The Gothic Canadian Century
Beschreibung
Kerstin Knopf
The Gothic Canadian Century. Unhomely Beginnings and Canada's Gothic Literature in English 1800-1900
ISBN 978-3-98940-054-2, 312 S., kt., € 39,50 (2024)
This book provides a comprehensive account of Canadian gothic literature throughout the nineteenth century, including little-known texts that were popular in their day but have since sunk into oblivion. Based on various American Gothic subgenres discussed in detail, it establishes the Frontier Gothic, French-Canadian Gothic, Exploration Gothic, Orientalist Gothic, and Female Gothic as major Canadian gothic subgenres. The book theorizes Canada’s unhomely beginnings and traces the responding development of Canadian gothic literature, while relating textual analyses to the British and American gothic traditions. The book discusses the Canadian texts' responses to land, historical trauma, frontier experience, nation-building, colonial ideologies of conquest, rifts between Old and New World values, as well as anxieties about French and British neglect and American domination, national identity, and fears of the national and cultural 'other.' Women's texts responded vigorously to conventional gender beliefs, marriage laws, and patriarchal domination of women, while employing the gothic mode to imagine rebellious and gender-bending behavior and more egalitarian or unfettered lives for women. The book also teases out the gaps in terms of coloniality and enslavement and shines a light on the ghosts of the dispossessed Natives and enslaved Africans wherever they dared to appear.

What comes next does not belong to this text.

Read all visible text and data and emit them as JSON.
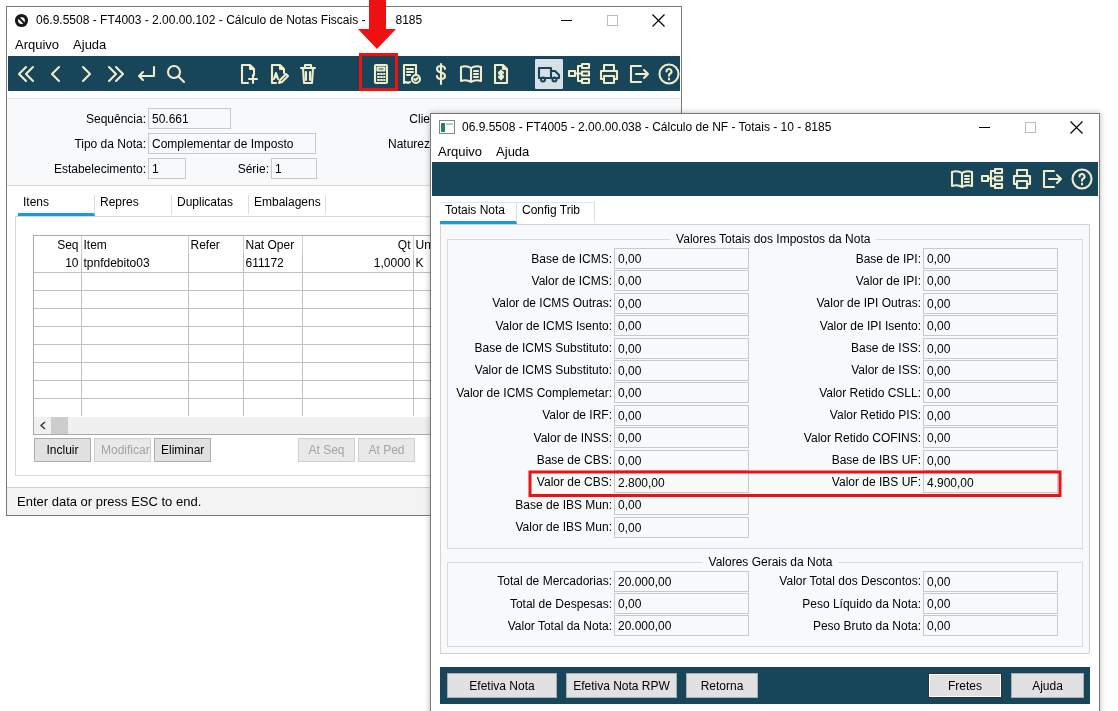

Buchvorschau / Inhaltsverzeichnis (pdf)
Pressestimme
"Knopf's study will serve the interests of various readers. It is useful for its summaries of key developments of both the U.S.-American and Canadian Gothic. It provides precious insights into the Canadian inflections of gothic subgenres, with helpful short summaries of novels that may not be all too familiar to readers. It charts the field extremely well in the case of the Female Gothic, with commendable research summaries of existing studies and approaches. Given the attention it pays to the female Gothic in Canada and writers such Ellen Kyle Vavasour Noel, May Agnes Fleming, and Louisa Annie Murray, it carves out important space for these neglected voices and will be helpful to anyone seeking an overview of the beginnings of the Female Gothic in Canadian literature."